THE PASSIONATE ACTRESSWITH VIOLET EYES
Dame Elizabeth Rosemond Taylor, known in the film world as Elizabeth Taylor, was born in London in 1932. Her parents, Francis and Sara, had emigrated to the United Kingdom to do business in the art world, but World War II forced them to return to the USA.
Elizabeth was a sweet, confident child. Her remarkable beauty, her self-assurance and her charm made an impact upon first meeting her. A friend of the family insisted that she should do an audition in Hollywood. During the screen test, the producers were so captivated by her charm that she was given her first opportunity with a role in the short film “There’s One Born Every Minute”. She was just ten years old.
A life of glamour
As the actress grew up, the film industry, by the hand of Metro-Goldwyn-Mayer, offered her better opportunities. The first commercial success came with “Father of the Bride” (1950), the film that would make her a great Hollywood star. This was followed by others with excellent reviews, such as “Quo Vadis” (1951) “Giant” (1956) or “Cat on a Hot Tin Roof” (1958). And in 1961 she was awarded her first Oscar for “Butterfield 8.”
As her fame as an actress grew, so did her glamour. The beauty of Liz Taylor, with her remarkable, suggestive, striking violet eyes, didn’t go unnoticed. At the age of 18 she got married for the first time, to the founder of the Hilton hotel chain, Conrad Nicholas Hilton. The divorce would come only ten months after saying “I do”.
Barely a year later, Elizabeth married Michael Wilding, with whom she had her two sons, Christopher and Michael J. But this marriage also ended in divorce. Shortly thereafter came her third wedding, with the Hollywood producer, Mike Todd, who Liz Taylor had her daughter, Frances Elizabeth, with. He died in a plane crash just a year later. Determined to find love, she married again, this time to the singer, Eddie Fisher. The courtship began when Eddie was still married to the actress’s best friend, Debbie Reynolds. Distressed, Debbie told the press: “… when Elizabeth wants a man, she gets him. It doesn’t matter who she has to step on along the way.”
The most passionate love
Her marriage to the singer lasted around a decade, but ended abruptly when Elizabeth co-starred with the actor, Richard Burton, in “Cleopatra” in 1963. Although Burton was also married, the chemistry between the two was evident. The director of the film, Joseph L. Mankiewicz, said that being with them on set was “like being locked in a cage with two tigers”.
Despite the Vatican criticising their relationship, nothing could prevent the actors from getting married as soon as they had their respective divorces. The couple was the epitome of glamour among the jet-set. To consolidate their marriage, they decided to adopt a girl, Maria Carson. Life seemed to smile on them with a prospering film career.

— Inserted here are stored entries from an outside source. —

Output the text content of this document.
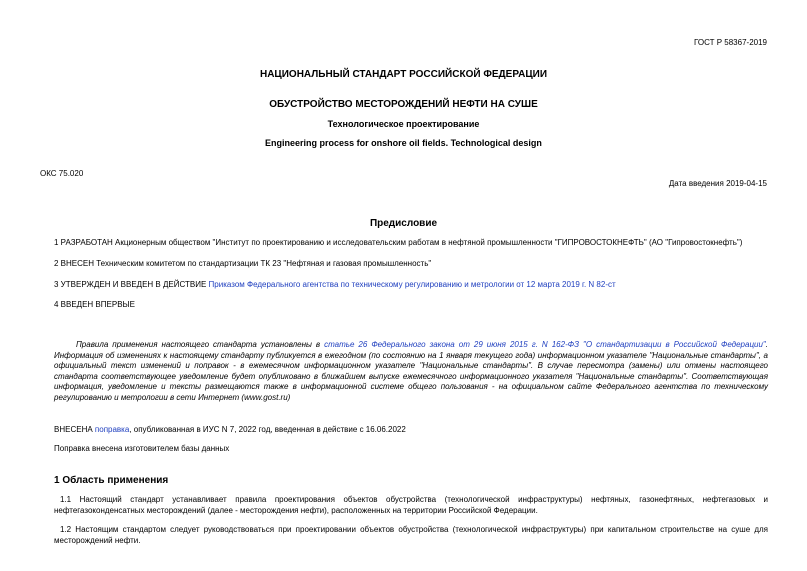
ГОСТ Р 58367-2019
НАЦИОНАЛЬНЫЙ СТАНДАРТ РОССИЙСКОЙ ФЕДЕРАЦИИ
ОБУСТРОЙСТВО МЕСТОРОЖДЕНИЙ НЕФТИ НА СУШЕ
Технологическое проектирование
Engineering process for onshore oil fields. Technological design
ОКС 75.020
Дата введения 2019-04-15
Предисловие
1 РАЗРАБОТАН Акционерным обществом "Институт по проектированию и исследовательским работам в нефтяной промышленности "ГИПРОВОСТОКНЕФТЬ" (АО "Гипровостокнефть")
2 ВНЕСЕН Техническим комитетом по стандартизации ТК 23 "Нефтяная и газовая промышленность"
3 УТВЕРЖДЕН И ВВЕДЕН В ДЕЙСТВИЕ Приказом Федерального агентства по техническому регулированию и метрологии от 12 марта 2019 г. N 82-ст
4 ВВЕДЕН ВПЕРВЫЕ

Правила применения настоящего стандарта установлены в статье 26 Федерального закона от 29 июня 2015 г. N 162-ФЗ "О стандартизации в Российской Федерации". Информация об изменениях к настоящему стандарту публикуется в ежегодном (по состоянию на 1 января текущего года) информационном указателе "Национальные стандарты", а официальный текст изменений и поправок - в ежемесячном информационном указателе "Национальные стандарты". В случае пересмотра (замены) или отмены настоящего стандарта соответствующее уведомление будет опубликовано в ближайшем выпуске ежемесячного информационного указателя "Национальные стандарты". Соответствующая информация, уведомление и тексты размещаются также в информационной системе общего пользования - на официальном сайте Федерального агентства по техническому регулированию и метрологии в сети Интернет (www.gost.ru)

ВНЕСЕНА поправка, опубликованная в ИУС N 7, 2022 год, введенная в действие с 16.06.2022
Поправка внесена изготовителем базы данных
1 Область применения

1.1 Настоящий стандарт устанавливает правила проектирования объектов обустройства (технологической инфраструктуры) нефтяных, газонефтяных, нефтегазовых и нефтегазоконденсатных месторождений (далее - месторождения нефти), расположенных на территории Российской Федерации.

1.2 Настоящим стандартом следует руководствоваться при проектировании объектов обустройства (технологической инфраструктуры) при капитальном строительстве на суше для месторождений нефти.
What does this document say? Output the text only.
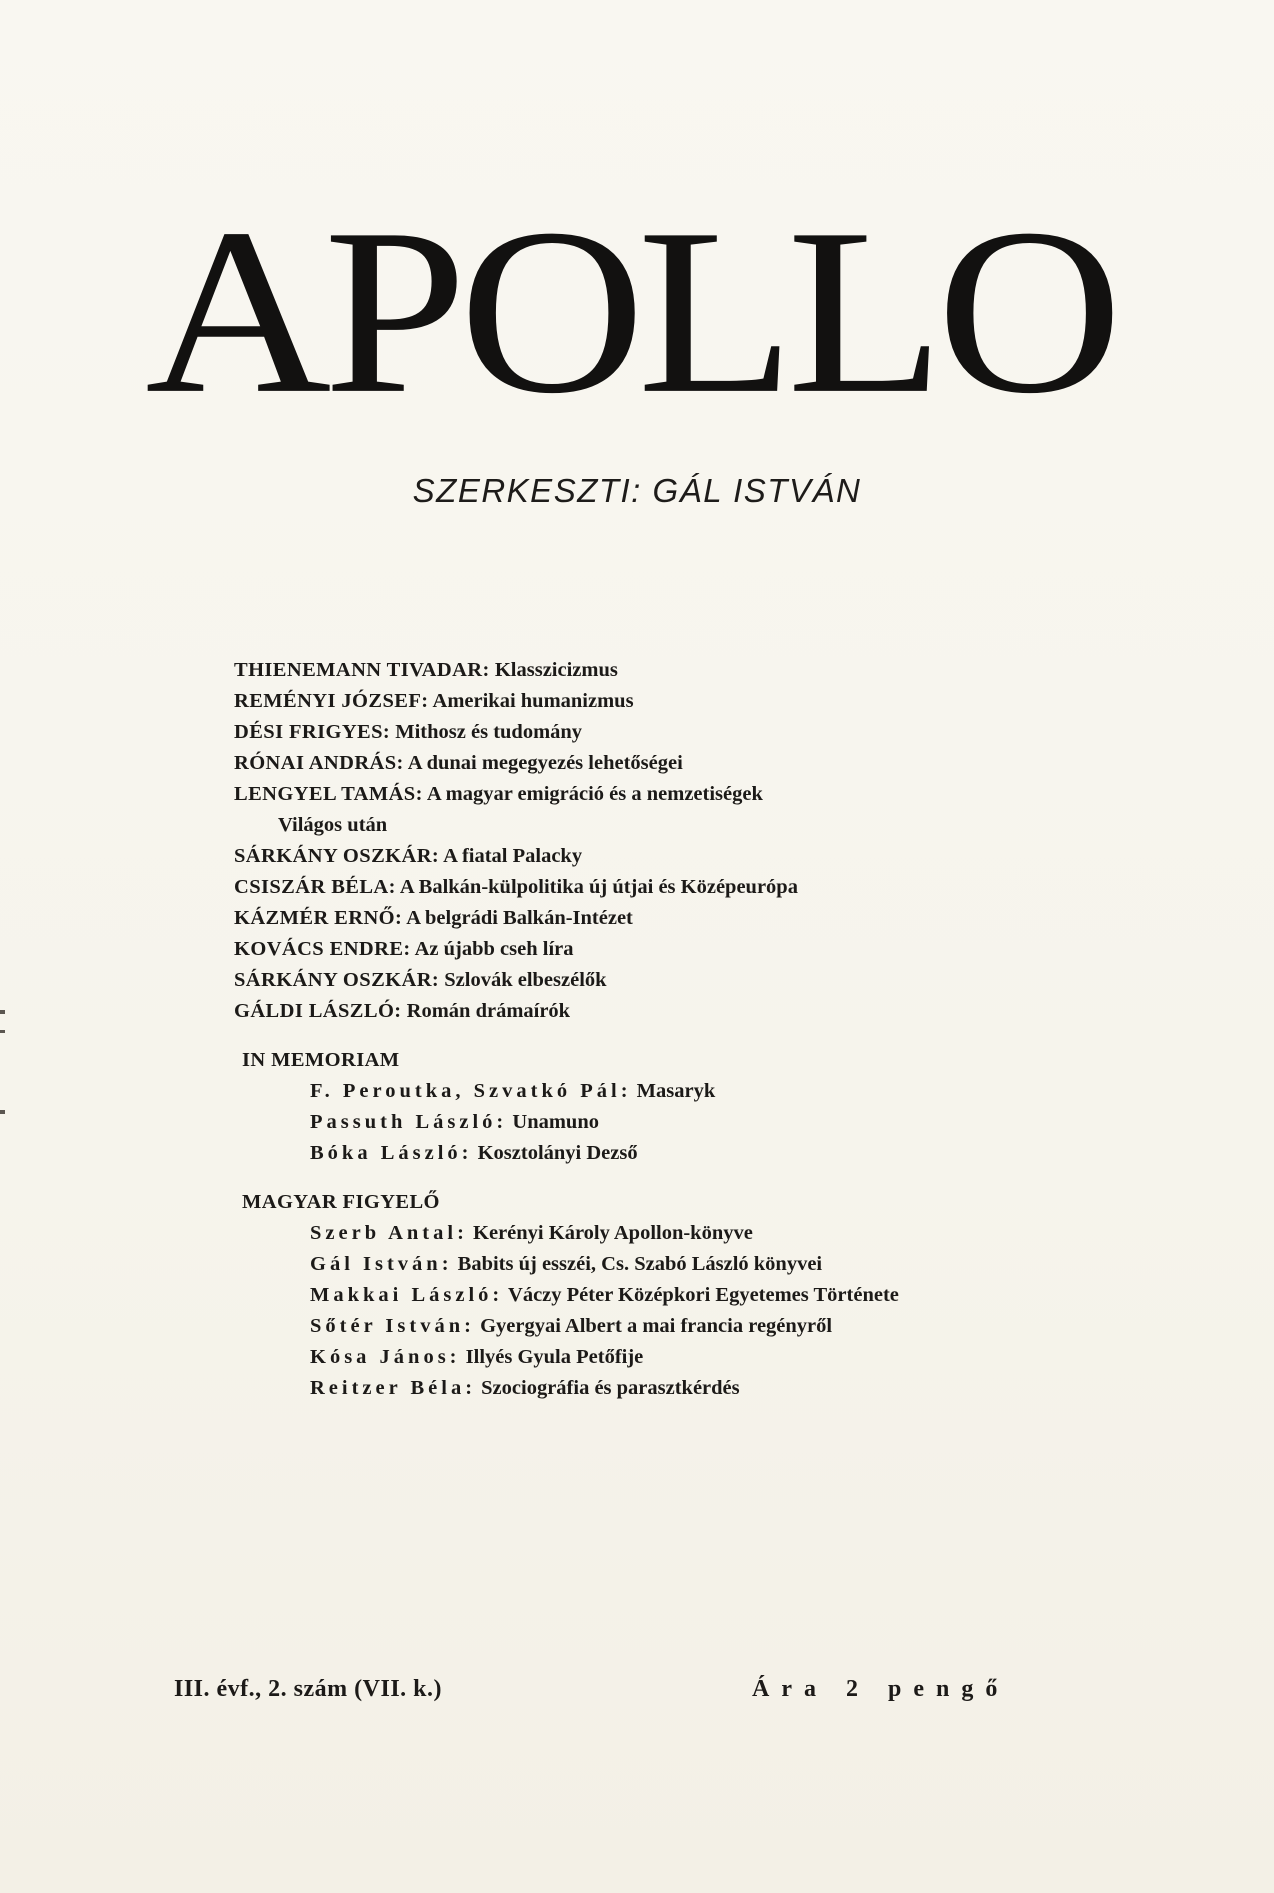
APOLLO
SZERKESZTI: GÁL ISTVÁN
THIENEMANN TIVADAR: Klasszicizmus
REMÉNYI JÓZSEF: Amerikai humanizmus
DÉSI FRIGYES: Mithosz és tudomány
RÓNAI ANDRÁS: A dunai megegyezés lehetőségei
LENGYEL TAMÁS: A magyar emigráció és a nemzetiségek
Világos után
SÁRKÁNY OSZKÁR: A fiatal Palacky
CSISZÁR BÉLA: A Balkán-külpolitika új útjai és Középeurópa
KÁZMÉR ERNŐ: A belgrádi Balkán-Intézet
KOVÁCS ENDRE: Az újabb cseh líra
SÁRKÁNY OSZKÁR: Szlovák elbeszélők
GÁLDI LÁSZLÓ: Román drámaírók
IN MEMORIAM
F. Peroutka, Szvatkó Pál: Masaryk
Passuth László: Unamuno
Bóka László: Kosztolányi Dezső
MAGYAR FIGYELŐ
Szerb Antal: Kerényi Károly Apollon-könyve
Gál István: Babits új esszéi, Cs. Szabó László könyvei
Makkai László: Váczy Péter Középkori Egyetemes Története
Sőtér István: Gyergyai Albert a mai francia regényről
Kósa János: Illyés Gyula Petőfije
Reitzer Béla: Szociográfia és parasztkérdés
III. évf., 2. szám (VII. k.)	Ára 2 pengő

The beauty of Liz Taylor with her remarkable, suggestive,
striking violet eyes, didn’t go unnoticed
The marriage to Richard Burton was undoubtedly the actress’s most passionate. During the ten years it lasted, the arguments and reconciliations were constant. After every big fight, Burton would give Liz Taylor a jewel. It was thus that the actress came to wear the Krupp diamond, which cost over a million euros, and La Peregrina Pearl, considered one of the most valuable in the world.
Elizabeth loved jewels. “When I was born, I didn’t open my eyes until I was eight days old. But when I did, the first thing I saw was my mother’s engagement ring. I was hooked! “, she would joke. After divorcing Burton, the actress married him again 17 months later, to then separate for good after a few months.
As she matured and grew, the actress began to play roles of greater psychological depth, in which she was able to draw on the emotional burden of all her own experiences.
In 1966 came her second Oscar, with “Who’s afraid of Virginia Woolf?”.
In later life, Elizabeth Taylor was recognised for her humanitarian work in the fight against AIDS, following the death of her friend, Freddie Mercury. As a result, she received the Prince of Asturias Prize, in 1992. A year later, she would receive an honorary Oscar for Lifetime Achievement.
Two more marriages and serious health problems were draining her strength. The actress died in Los Angeles in 2011, hence bringing an end to the most glamourous story of Hollywood. The abiding memory of Elizabeth Taylor lingers with all those who have had the pleasure of seeing her films, which greatly contributed to further enhancing the history of cinema.